Study: High levels of toxic lead harms Admiralty Island National Monument

Friends of Admiralty Island want study replicated, mitigation or removal plan for lead implemented

A study commissioned by the Friends of Admiralty Island (FOA) contends that tailings from the Hecla Greens Creek silver mine are likely the primary source of a 50% increase in lead poisoning the food chain in Admiralty Island’s Hawk Inlet, within Admiralty Island National Monument.

If accurate, those conclusions constitute a violation of the regulations under which the largest silver mine in the country is allowed to continue to be the only mine in the United States able to operate inside a federally protected national monument.

Under the Alaska National Interest Lands Conservation Act (ANILCA), Congress allows Hecla to operate within the national monument in Southeast Alaska until the year 2095, but only if the mine does not cause irreparable harm to the monument’s natural, scientific, and biological values.

“The tailings appear to be responsible for irreparable harm that the mine is required to avoid,” said John Neary, president of FOA.

Investigators measured lead levels in Hawk Inlet clam shells using both living specimens and pre-mining clam shells, some of them hundreds or even thousands of years old that have been preserved in uplifted beaches. Shells accurately archive the water and sediment quality during the life of the clam and thus serve as a valuable time capsule.

Lead can have long-term impacts on natural ecosystems, resident organisms, and human health, and according to the Alaska Department of Environmental Conservation, there are no safe levels of human exposure to lead.


Lead is “a silent killer, contributing to reproductive failure, nerve damage and suppressing immune systems in living organisms,” said Guy Archibald, chief investigator of the study, and the mining and clean water program manager for the Southeast Alaska Conservation Council. 

“Lead bioaccumulates in the food chain with increasing concentration and toxicity in the animals and people who consume Hawk Inlet’s wild foods,” he said. “There is enough evidence to conclude that the biological community in Hawk Inlet has already been depleted and harmed.”

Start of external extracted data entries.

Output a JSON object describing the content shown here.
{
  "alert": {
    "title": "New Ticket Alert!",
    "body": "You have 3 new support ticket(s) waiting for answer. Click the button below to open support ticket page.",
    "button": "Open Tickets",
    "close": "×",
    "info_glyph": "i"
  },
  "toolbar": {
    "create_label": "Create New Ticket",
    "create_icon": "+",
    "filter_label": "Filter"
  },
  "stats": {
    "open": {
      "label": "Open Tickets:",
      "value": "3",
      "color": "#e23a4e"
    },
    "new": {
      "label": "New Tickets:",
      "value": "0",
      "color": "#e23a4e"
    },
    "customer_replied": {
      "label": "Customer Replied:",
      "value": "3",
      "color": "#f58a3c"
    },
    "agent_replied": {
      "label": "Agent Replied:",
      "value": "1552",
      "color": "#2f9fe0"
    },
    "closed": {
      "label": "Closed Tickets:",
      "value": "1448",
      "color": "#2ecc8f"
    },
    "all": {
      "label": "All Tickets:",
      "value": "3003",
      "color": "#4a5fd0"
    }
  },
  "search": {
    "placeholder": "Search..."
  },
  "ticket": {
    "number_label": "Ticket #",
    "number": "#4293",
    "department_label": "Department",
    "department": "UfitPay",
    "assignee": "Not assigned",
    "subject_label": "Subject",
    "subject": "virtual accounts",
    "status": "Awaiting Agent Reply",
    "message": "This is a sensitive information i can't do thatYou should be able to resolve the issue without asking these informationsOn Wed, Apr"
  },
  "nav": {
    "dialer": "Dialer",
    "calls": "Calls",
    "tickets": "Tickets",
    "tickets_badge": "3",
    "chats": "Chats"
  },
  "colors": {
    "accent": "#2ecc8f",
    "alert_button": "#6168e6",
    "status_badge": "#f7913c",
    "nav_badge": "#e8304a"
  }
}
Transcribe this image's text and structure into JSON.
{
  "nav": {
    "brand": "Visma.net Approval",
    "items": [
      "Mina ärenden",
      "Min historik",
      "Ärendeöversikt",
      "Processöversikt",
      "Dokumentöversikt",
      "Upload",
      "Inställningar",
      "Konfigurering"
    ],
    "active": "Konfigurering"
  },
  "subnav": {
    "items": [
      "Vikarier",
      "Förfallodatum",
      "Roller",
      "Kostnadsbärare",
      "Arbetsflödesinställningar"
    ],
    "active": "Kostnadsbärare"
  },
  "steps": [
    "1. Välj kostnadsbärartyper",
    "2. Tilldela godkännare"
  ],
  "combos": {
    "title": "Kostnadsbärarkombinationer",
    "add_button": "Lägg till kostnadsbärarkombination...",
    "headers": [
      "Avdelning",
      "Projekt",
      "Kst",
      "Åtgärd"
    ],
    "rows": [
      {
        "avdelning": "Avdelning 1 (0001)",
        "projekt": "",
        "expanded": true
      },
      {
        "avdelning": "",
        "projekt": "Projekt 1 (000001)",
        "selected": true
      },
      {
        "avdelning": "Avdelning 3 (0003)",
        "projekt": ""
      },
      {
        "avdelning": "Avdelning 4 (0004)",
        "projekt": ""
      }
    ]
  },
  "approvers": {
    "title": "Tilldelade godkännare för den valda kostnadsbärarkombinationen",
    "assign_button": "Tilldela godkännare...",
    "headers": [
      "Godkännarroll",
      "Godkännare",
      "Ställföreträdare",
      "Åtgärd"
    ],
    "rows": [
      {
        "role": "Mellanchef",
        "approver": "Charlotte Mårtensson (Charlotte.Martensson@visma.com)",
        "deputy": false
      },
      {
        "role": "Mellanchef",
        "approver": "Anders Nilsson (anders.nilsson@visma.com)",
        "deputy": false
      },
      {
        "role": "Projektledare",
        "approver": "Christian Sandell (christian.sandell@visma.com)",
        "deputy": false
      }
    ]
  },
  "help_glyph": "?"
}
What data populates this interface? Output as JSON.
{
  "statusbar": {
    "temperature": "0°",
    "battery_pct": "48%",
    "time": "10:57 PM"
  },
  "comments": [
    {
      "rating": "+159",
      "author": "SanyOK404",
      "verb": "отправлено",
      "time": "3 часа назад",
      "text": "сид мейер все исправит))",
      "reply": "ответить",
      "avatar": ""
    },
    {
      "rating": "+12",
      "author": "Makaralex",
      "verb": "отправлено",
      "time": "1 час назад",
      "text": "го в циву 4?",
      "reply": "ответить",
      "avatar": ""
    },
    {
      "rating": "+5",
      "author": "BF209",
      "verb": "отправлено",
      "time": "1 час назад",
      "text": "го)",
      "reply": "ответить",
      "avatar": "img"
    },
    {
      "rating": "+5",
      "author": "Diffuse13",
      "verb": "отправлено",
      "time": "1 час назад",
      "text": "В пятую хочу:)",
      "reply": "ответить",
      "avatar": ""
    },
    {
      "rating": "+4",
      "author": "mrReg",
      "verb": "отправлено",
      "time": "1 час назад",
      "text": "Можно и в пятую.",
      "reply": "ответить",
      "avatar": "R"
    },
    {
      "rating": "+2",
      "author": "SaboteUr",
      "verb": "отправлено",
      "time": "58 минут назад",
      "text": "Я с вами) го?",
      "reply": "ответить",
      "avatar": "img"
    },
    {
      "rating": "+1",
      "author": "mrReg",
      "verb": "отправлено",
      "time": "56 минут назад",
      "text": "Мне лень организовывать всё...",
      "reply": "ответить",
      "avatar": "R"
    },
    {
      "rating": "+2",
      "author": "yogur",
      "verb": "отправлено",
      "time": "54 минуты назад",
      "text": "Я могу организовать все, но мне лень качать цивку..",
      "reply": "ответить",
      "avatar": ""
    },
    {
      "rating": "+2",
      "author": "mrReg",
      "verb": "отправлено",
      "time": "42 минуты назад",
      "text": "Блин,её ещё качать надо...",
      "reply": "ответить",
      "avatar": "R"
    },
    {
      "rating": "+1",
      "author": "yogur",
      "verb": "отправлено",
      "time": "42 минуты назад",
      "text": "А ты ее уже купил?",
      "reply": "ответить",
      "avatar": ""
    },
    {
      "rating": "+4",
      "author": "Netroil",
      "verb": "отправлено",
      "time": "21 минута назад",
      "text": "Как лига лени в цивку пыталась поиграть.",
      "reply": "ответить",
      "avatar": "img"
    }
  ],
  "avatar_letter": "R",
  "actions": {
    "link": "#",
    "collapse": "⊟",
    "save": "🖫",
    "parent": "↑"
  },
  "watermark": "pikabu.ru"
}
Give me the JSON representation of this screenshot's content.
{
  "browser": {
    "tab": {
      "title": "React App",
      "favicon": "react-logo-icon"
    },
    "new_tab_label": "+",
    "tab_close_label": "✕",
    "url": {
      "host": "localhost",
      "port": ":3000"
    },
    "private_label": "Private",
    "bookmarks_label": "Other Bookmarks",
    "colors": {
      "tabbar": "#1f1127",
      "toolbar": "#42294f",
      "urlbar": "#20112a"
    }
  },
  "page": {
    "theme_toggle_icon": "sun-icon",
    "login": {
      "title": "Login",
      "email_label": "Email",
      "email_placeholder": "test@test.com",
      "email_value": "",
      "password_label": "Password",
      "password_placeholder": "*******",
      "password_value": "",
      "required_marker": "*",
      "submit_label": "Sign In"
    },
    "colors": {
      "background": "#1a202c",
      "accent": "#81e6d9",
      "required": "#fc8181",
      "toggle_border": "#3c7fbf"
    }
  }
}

Test results show that for many years the lead level of clams in Hawk Inlet reflected gradual global increases until the mine began operations, after which a dramatic increase occurred.

The lead found in post-mining shells also carries an isotopic signature closely matching the lead in the tailings from the Greens Creek mine. This chemical fingerprint is absent in pre-mining shells and in all clam shells from an adjacent bay beyond the mine’s watershed, the study said.

The Forest Service required that a comprehensive biological baseline study be conducted in 1981 prior to the start of mining operations to track long-term impacts, said K.J. Metcalf, a board member of FOA.  In 1978 Metcalf was serving as a Forest Service ranger at the monument.

“Agencies involved in developing the original environmental assessment were adamant that a pre- mining baseline study was essential,” Metcalf said. “It was supposed to be repeated every five to 10 years to measure changes in biological health, but it has never been replicated or used in the three decades of the mine’s operation.”

In 2013, Greens Creek received a 10-year permit from the U.S. Forest Service for expanding the mine, but denied Hecla’s request for a 30-to-50 year expansion permit due to a lack of economic, structural and biological information. That permit expires soon.

“That’s when FOA decided to measure the mine’s impact on the health of the marine ecosystem,” Neary said. “We are advocating for a decision based on science.”

“FOA is not advocating closure of Hecla’s mine,” said Neary. “We are aware of its economic value to our community and we want to see it fully comply with federal law and its permits.”

“The Forest Service is about to release a draft supplemental environmental impact statement for Hecla’s planned expansion of their tailings pile, but they must acknowledge and mitigate the serious environmental degradation that the tailings are likely causing,” Neary said.

Until baseline studies are replicated and a mitigation or removal plan for lead is implemented, FOA has requested the U.S. Forest Service delay issuance of a final environmental impact statement and decision.